Beliefnet News

c. 2011 Religion News Service

GRAND RAPIDS, Mich. (RNS) The doors of The Motion Initiative have just opened along a stretch of industrial buildings and already Thomas Fish can’t walk more than a few steps without being stopped.

“Mr. Thomas, are you busy?”

“Um, we lost a bolt.”

“Can I get assigned?”

“I need help.”

Wearing a blue apron that hangs nearly to his ankles, 10-year-old William Chiodo grasps a pair of bicycle reflectors and taps Fish’s elbow.

“Can I buy these today?” William asks.

“Usually kids tear those off,” Fish tells him, incredulous. “If you want them to put on your bike, I’m glad to let you have them.”

In another area, volunteer Andrew Harmon helps 11-year-old Dalton Standley fit a bicycle frame with new tires.

“Nice work, dude,” says Harmon, 22, a senior at nearby Calvin College. “Now spin it backwards.”

Dalton, all smiles, gives the rear tire a spin. Then, something attached to Harmon’s belt buckle catches his eye.

“What’s that?” asks the youngster.

“The key to my bass guitar case,” Harmon answers.

Dalton, all energy until now, stops. His eyes narrow.

“What’s a bass guitar?”

So begins another evening at the 4-year-old urban youth bicycling ministry run by United in Christ Ministries.

The Motion Initiative runs its full-service bike shop in four industrial garage bays, where neighborhood kids ages 10-18 are offered mechanic’s training, a chance to earn a bicycle of their own, mentoring and bike trips and races with volunteers.

The bicycles, parts and tools are hung, stacked and parked inside the estimated 1,800-square-foot space, all of it donated “from everywhere,” Fish said.

“That’s one way God has overly blessed us,” he said, “with materials.”

The ministry also operates a mobile bike repair shop that is taken into neighborhoods. About a third of the ministry’s $25,000 annual budget comes from proceeds from public sales of bikes that kids have repaired and expert mentors have tested and approved. The rest comes from grants, donations from churches and individuals and fundraisers hosted by area cycling shops and groups.

The bicycle outreach was started in 2007 by biking buddies Duane Petersen and Alan Close. At the time, Petersen, a social worker, lived in another urban Grand Rapids neighborhood.

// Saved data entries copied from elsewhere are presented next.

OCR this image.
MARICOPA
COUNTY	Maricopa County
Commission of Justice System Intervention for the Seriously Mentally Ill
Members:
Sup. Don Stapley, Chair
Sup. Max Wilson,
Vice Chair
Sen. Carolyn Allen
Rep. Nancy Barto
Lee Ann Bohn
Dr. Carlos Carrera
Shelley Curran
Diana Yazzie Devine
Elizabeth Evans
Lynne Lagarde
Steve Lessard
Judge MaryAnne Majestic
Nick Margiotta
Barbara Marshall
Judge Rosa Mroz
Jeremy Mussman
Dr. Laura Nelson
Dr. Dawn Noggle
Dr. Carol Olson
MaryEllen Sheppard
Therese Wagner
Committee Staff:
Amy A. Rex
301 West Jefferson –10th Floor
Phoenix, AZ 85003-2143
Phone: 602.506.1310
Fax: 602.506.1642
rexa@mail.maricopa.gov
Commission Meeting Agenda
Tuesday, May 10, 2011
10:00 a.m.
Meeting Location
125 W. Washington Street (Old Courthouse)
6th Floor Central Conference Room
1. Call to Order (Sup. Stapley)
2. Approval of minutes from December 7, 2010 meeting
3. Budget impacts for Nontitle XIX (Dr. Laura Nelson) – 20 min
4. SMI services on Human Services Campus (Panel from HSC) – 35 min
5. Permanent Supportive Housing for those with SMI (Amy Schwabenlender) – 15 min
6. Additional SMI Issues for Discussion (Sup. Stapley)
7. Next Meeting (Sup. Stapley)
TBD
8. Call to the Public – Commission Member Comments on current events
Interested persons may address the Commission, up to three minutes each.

“My way of relaxing when I came home was to go for a bike ride,” he said. “Out of the woodwork, kids would come and ask me to help them with their bikes. Like the Pied Piper, they would follow me on my rides.

“I was thinking, this could turn into a mentoring ministry specific to kids. It’s so easy to lose kids’ attention, especially in the video game era. But the kids just keep coming back.”

A small area of the bicycle shop’s second floor is used for Bible study and devotions.

“Sometimes, we don’t talk about Jesus. We just ask, ‘What’s going on in your life today?”‘ Fish said. “The bike shop is just a connecting point.”

What Fish sees in the neighborhood he also calls home is “a lot of single-parent homes, a lot of absentee parents, most families living below the poverty level. A lot of these kids don’t see a whole lot out there as far as their future.”

Ministry leaders see the bicycle chain as a metaphor for freedom, in that bikes bring out in children a sense of adventure and hope.

“We want them to know that even though their lives are in this context right now, it doesn’t mean they can’t dream and grow beyond their circumstances,” Fish said.

Fish reminds potential mentors — and he can always use more of them — that kids are a work in progress.

“One thing I had to learn is not to expect change, but to have faith that down the road, something could change,” he said. “The hardest part is sometimes we don’t see the results, but we don’t lose faith that there will be.”

Kiki Rufus, 16, started hanging out at the bike shop a few years ago during summer vacations with her grandparents, who live in the neighborhood.

She learned enough about bicycles to earn her own, and last summer she worked as a paid intern at the shop, where she discovered she has a talent for bookkeeping.

“Before I came here, I never really had a goal about the future,” Kiki said. “But I’m really good at paperwork, billing. I actually like answering the phones, too.”

Now, Kiki is considering pursuing a degree in education.

“I’m thinking about becoming a teacher,” she said. “You get to spend time with kids, and you do have to mess with tons and tons of paper.”

(Morgan Jarema writes for The Grand Rapids Press in Grand Rapids, Mich.)